Auch in und um Sellafield - dort, wo die Brennstäbe aus den Atomkraftwerken wiederaufbereitet werden - werden bei Anwohnerinnen und Anwohnern gravierende Gesundheitsschäden beobachtet. Eine Fallkontrollstudie ergab Folgendes: Das Risiko, an Leukämie zu erkranken, nahm zu, je näher ein Kind bei der Anlage lebte, aber ebenso, je höher die Dosis war, die sein Vater vor der Zeugung abbekommen hatte. Eine neuere Untersuchung liefert weitere Hinweise, dass die Atomindustrie tatsächlich transgenerationelle Schäden verursacht. Die Bestrahlung der Keimzellen des Vaters vor der Zeugung birgt für das Kind nicht nur das erhöhte Risiko der Leukämie-Erkrankung, sondern auch das Risiko, nach der 28. Schwangerschaftswoche abzusterben und tot geboren zu werden. Eine Untersuchung über die Totgeburten um Sellafield ist ein weiteres Indiz dafür, dass insbesondere die Wiederaufbereitung, aber auch ganz generell ionisierende Strahlung ein Risiko für die Keimbahn bedeuten. Dass schon in der ersten Generation statistisch messbare und signifikante Probleme auftauchen, lässt erahnen, welche genetischen Folgen die Atomtechnologie für die kommenden Generationen noch zeitigen wird.

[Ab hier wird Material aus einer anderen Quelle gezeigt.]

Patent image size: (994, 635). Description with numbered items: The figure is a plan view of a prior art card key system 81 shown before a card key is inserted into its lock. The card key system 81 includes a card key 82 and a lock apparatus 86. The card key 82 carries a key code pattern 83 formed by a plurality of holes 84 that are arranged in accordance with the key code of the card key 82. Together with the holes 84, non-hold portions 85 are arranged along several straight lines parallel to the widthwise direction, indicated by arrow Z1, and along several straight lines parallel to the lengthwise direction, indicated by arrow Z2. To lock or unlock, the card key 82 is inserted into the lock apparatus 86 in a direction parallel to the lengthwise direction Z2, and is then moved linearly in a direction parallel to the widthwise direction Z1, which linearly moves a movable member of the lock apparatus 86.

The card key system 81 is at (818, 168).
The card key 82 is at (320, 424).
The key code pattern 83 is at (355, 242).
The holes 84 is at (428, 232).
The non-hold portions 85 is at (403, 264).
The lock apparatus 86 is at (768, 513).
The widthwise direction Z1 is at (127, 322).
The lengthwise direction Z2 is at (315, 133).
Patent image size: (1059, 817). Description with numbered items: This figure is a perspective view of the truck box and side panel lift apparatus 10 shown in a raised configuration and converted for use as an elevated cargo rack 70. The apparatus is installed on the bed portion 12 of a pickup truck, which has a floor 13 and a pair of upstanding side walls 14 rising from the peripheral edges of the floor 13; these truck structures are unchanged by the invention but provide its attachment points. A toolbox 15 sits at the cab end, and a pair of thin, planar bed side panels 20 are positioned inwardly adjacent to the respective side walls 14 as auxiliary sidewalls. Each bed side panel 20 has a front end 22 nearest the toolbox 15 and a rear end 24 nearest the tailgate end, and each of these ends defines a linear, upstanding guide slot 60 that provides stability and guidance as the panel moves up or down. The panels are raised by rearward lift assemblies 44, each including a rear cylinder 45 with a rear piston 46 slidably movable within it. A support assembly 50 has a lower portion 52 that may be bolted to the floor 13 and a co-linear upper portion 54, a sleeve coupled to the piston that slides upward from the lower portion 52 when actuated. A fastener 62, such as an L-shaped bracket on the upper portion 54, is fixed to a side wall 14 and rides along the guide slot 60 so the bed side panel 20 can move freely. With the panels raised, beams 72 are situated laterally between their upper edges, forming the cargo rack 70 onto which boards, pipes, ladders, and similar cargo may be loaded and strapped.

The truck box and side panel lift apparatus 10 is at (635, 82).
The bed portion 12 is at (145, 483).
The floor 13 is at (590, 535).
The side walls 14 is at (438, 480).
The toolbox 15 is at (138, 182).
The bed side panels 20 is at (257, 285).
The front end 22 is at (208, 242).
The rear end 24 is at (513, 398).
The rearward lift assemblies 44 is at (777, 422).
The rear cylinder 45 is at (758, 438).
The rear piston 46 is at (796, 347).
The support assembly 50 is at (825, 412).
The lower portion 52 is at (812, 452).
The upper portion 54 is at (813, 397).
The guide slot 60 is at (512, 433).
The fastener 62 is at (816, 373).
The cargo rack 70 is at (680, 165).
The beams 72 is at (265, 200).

Im Weiteren wird aber auch die Gesundheit der Personen, die in der Urangewinnung tätig sind, stark gefährdet. So wurde bei im Uranabbau Beschäftigten in Nordamerika eine um das Siebenfache erhöhte Rate von Lungenkrebs festgestellt.

Wir gefährden also die Gesundheit vieler Menschen und auch der kommenden Generationen und verursachen gewaltige Kosten, die wir bald auch nicht mehr bezahlen können.

Deshalb unterstütze ich die beiden Initiativen zum Ausstieg aus der Kernenergie und lehne das Gesetz ab.